On nous a rapporté que, lors de l'implantation
d'une démarche d'amélioration continue,
on a choisi de mettre l'accent d'abord sur
la connaissance de soi et des autres et
sur l'acquisition d'attitudes favorables
au travail en équipe, avant de former les
employés sur les outils, les processus et
les habiletés individuelles. Plutôt que
de se sentir seul dans le changement, chaque
individu a découvert la force de l'équipe,
ce qui a facilité la mobilisation et la
transition vers le changement.
Plutôt
que de suivre le schéma classique qui consiste
à développer le savoir, le savoir-faire
et ensuite le savoir-être, il est selon
nous préférable, dans bien des cas, d'investir
dans le savoir-être en premier lieu.
Le
rôle du service de la formation en développement
organisationnel
Les
gestionnaires consultés voient les professionnels
du service de la formation comme des partenaires
accompagnateurs dans le développement de
leurs ressources pour faire face à l'évolution
de l'entreprise. Ce partenaire permet au
gestionnaire de prendre du recul, l'aide
à faire une lecture (diagnostic) de la situation,
le fait réfléchir sur les opportunités pour
lui et son équipe, lui fait voir la situation
sous un autre angle; il peut élaborer un
plan structuré et ajusté aux besoins actuels
et futurs du gestionnaire, partager avec
lui les solutions transférables expérimentées
ailleurs.
Les
gens de la formation ont un rôle essentiel
dans le succès de tout projet de développement:
poursuite d'une vision, implantation ou
changement technologique, réorganisation
du travail etc. Leur présence est donc requise
dès le début de la réflexion et des travaux.

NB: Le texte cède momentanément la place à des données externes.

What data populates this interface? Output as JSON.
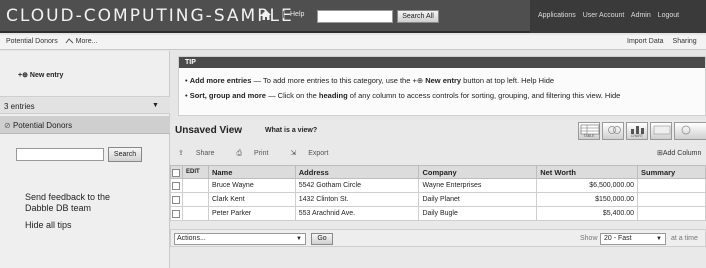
{
  "header": {
    "app_title": "CLOUD-COMPUTING-SAMPLE",
    "help": "Help",
    "search_button": "Search All",
    "nav": [
      "Applications",
      "User Account",
      "Admin",
      "Logout"
    ]
  },
  "subbar": {
    "breadcrumb": "Potential Donors",
    "more": "More...",
    "import": "Import Data",
    "sharing": "Sharing"
  },
  "sidebar": {
    "new_entry": "New entry",
    "entries_count": "3 entries",
    "view_name": "Potential Donors",
    "search_button": "Search",
    "feedback": "Send feedback to the Dabble DB team",
    "hide_all_tips": "Hide all tips"
  },
  "tip": {
    "title": "TIP",
    "line1_bold": "Add more entries",
    "line1_text": " — To add more entries to this category, use the ",
    "line1_bold2": "New entry",
    "line1_text2": " button at top left.",
    "line1_help": "Help",
    "line1_hide": "Hide",
    "line2_bold": "Sort, group and more",
    "line2_text": " — Click on the ",
    "line2_bold2": "heading",
    "line2_text2": " of any column to access controls for sorting, grouping, and filtering this view.",
    "line2_hide": "Hide"
  },
  "view": {
    "title": "Unsaved View",
    "what_is": "What is a view?",
    "icons": [
      {
        "name": "table-view-icon",
        "label": "TABLE"
      },
      {
        "name": "calendar-view-icon",
        "label": ""
      },
      {
        "name": "chart-view-icon",
        "label": "CHART"
      },
      {
        "name": "map-view-icon",
        "label": ""
      },
      {
        "name": "more-view-icon",
        "label": ""
      }
    ],
    "toolbar": [
      "Share",
      "Print",
      "Export"
    ],
    "add_column": "Add Column"
  },
  "table": {
    "columns": [
      "EDIT",
      "Name",
      "Address",
      "Company",
      "Net Worth",
      "Summary"
    ],
    "rows": [
      [
        "Bruce Wayne",
        "5542 Gotham Circle",
        "Wayne Enterprises",
        "$6,500,000.00",
        ""
      ],
      [
        "Clark Kent",
        "1432 Clinton St.",
        "Daily Planet",
        "$150,000.00",
        ""
      ],
      [
        "Peter Parker",
        "553 Arachnid Ave.",
        "Daily Bugle",
        "$5,400.00",
        ""
      ]
    ]
  },
  "footer": {
    "actions": "Actions...",
    "go": "Go",
    "show": "Show",
    "page_size": "20 - Fast",
    "at_a_time": "at a time"
  }
}
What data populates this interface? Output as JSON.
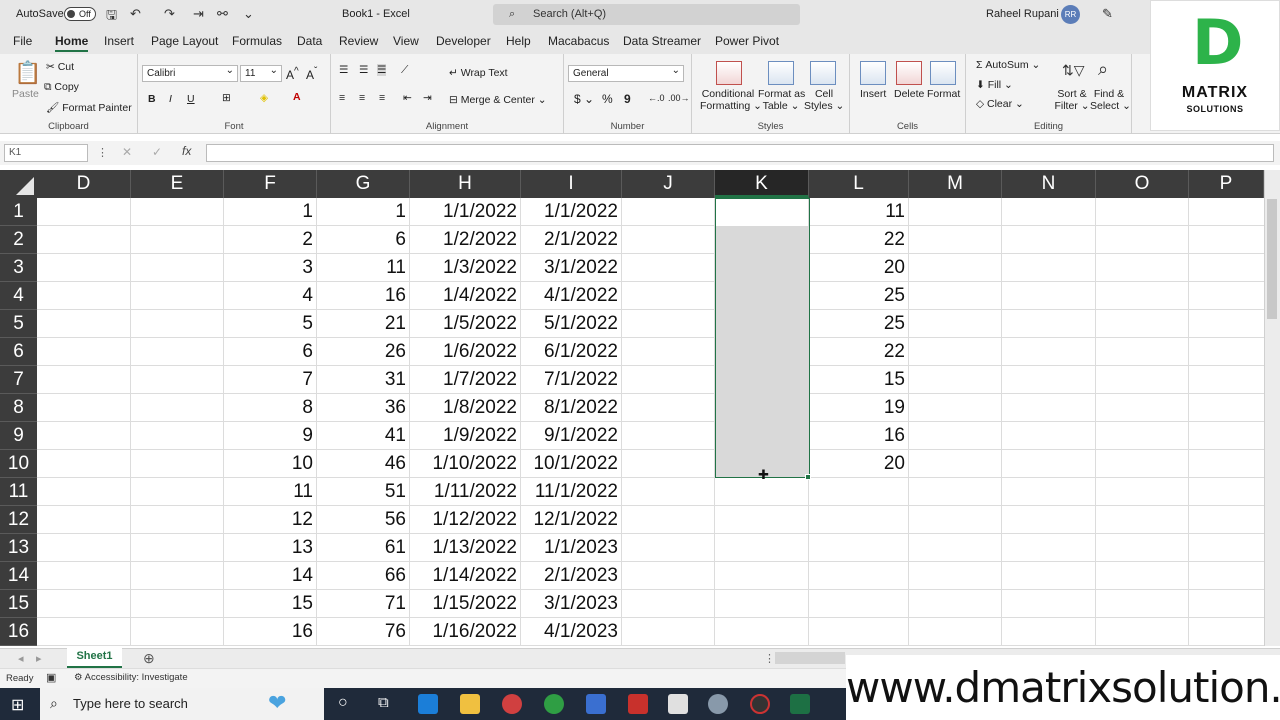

« On les voit d'office comme l'élément intégrateur,
dit Sylvie Bélanger, chef – relève de compteurs
– Richelieu chez Hydro-Québec, ils pourront
aligner les actions des différents partenaires
dans le projet. » Agathe Simard, directrice
régionale – Richelieu et directrice Service
à la clientèle chez Hydro-Québec, propose
« d'admettre qu'ils soient observateurs
un bout de temps, avant de nous accompagner
dans l'action; nous avons souvent trop d'attentes
envers les gens de la formation dès le départ;
soyons conscients qu'il leur faut une certaine
quantité d'information avant de pouvoir
produire quelque chose ». Que ce soit pour
élaborer un plan structuré, une stratégie
de formation ou un contenu de formation,
le professionnel doit avoir suffisamment
d'information pertinente pour cibler les
réels besoins et y répondre adéquatement.
La
formation : outil privilégié dans la concrétisation
de lamission de l'organisation
Fait
intéressant: les personnes consultées sont
unanimes à souligner que la formation, bien
qu'importante en situation de changement,
l'est aussi en tout temps pour maintenir
un niveau de compétences et de comportements
en lien avec la mission et la vision de
l'organisation.
Comme
le souligne très justement Guylaine Désautels,
c'est à partir du moment où cette mission
est comprise par les individus (via la communication)
qu'ils peuvent savoir comment la concrétiser
dans leur quotidien. « Dès qu'on parle du
comment, on parle nécessairement de comportements
et de compétences. » Un service de formation
doit donc s'assurer que ses objectifs appuient
les objectifs stratégiques de l'organisation
(qui découlent de la mission et de la vision)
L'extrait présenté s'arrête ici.